Ich war am Ende. Einmal mehr. Ich hatte Schmerzen und war todmüde. Mit 16 Jahren diagnostizierte man «juvenile Polyarthritis», später nannte man es «Fibromyalgie», dann «Chronic Fatigue Syndrom». Ich setzte mich vergeblich mit dem Schmerzgedächtnis auseinander und versuchte es zu überlisten. Wenn ich dann ungesehen beinahe auf allen Vieren die Treppe hinauf kroch und weinend über der zu putzenden Badewanne hing, war ich wieder reif für einen Arztbesuch. Da sass ich erschöpft und stumm um Hilfe flehend. Kein Wunder sah der Rheumatologe eine depressive Frau mit «unklarem Schmerzprofil». Der ursprüngliche Schmerz, den ich noch als erträglich erachtete, hatte sich bereits durch starke Verspannungen ausgebreitet. Es folgten einige freundliche Fragen, das Abtasten des Skeletts und Beweglichkeitstests.

«Könnte es sein, dass ich Morbus Bechterew habe?», fragte ich meinen Rheumatologen Nummer 4 beim Hinausgehen. Ich hatte den Diagnosetest ausgefüllt und einige Punkte wiesen darauf hin. Der Rheumatologe verneint klar. Auf meine Frage, ob ein MRI Gewissheit bringen könnte, gab er mir eindeutig zu verstehen, dass ein MRI teuer sei und Sinn machen müsste.

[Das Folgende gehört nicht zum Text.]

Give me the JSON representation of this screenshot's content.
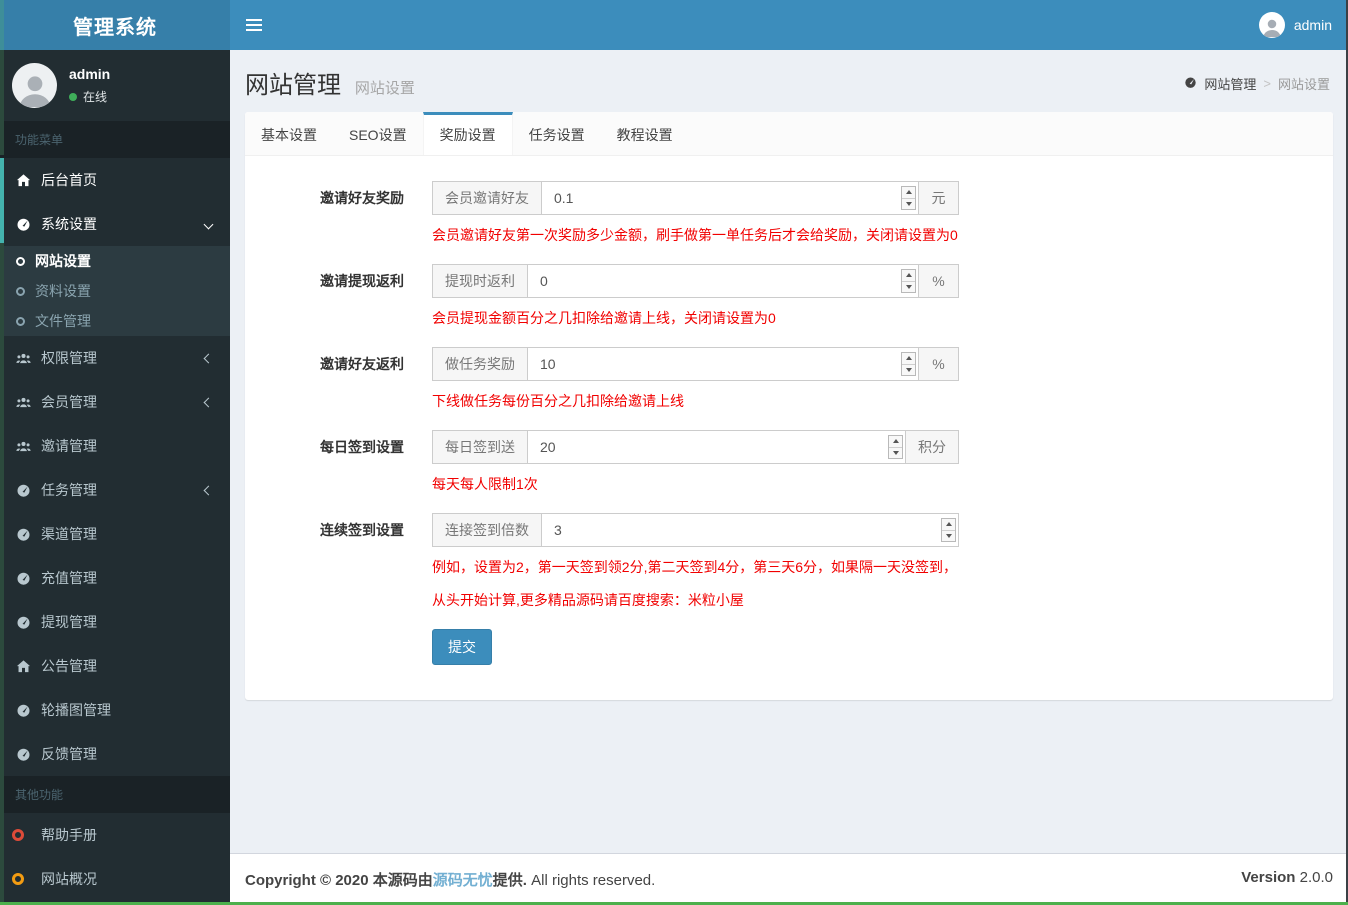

Herausfordernde Monate folgten. Gemeinsam mit meinem Mann suchten wir Entlastung im Alltag. Wir verkauften unser Haus und zogen mit unseren 3 Teens in eine Wohnung. Meine Schwiegermutter unterstützte mich bei der Bewältigung der Wäsche, eine Haushalthilfe bei der Reinigung.

No Limits

In der Kirche lernte ich Esther kennen. Esther lebt mit Morbus Bechterew. Wir verstanden uns sofort. Der gemeinsame Glaube gab uns Hoffnung, auch in schwierigen Zeiten auf Gottes Hilfe zählen zu können. Wir vereinbarten, uns regelmässig zu treffen und über unsere «Limits», unsere Grenzen zu sprechen, diese gemeinsam auszuhalten und konstruktive Bewältigungsstrategien zu entwickeln. Wir wollten eigentlich Vollgas im Leben geben und wurden ausgebremst. Das Motto unseres Treffens war gesetzt:

In meiner neu bezogenen Wohnung trafen wir uns zu Kaffee und Kuchen. Es tat wohl, gemeinsam zu lachen, betroffen zuzuhören und manchmal auch einige Tränen loszuwerden.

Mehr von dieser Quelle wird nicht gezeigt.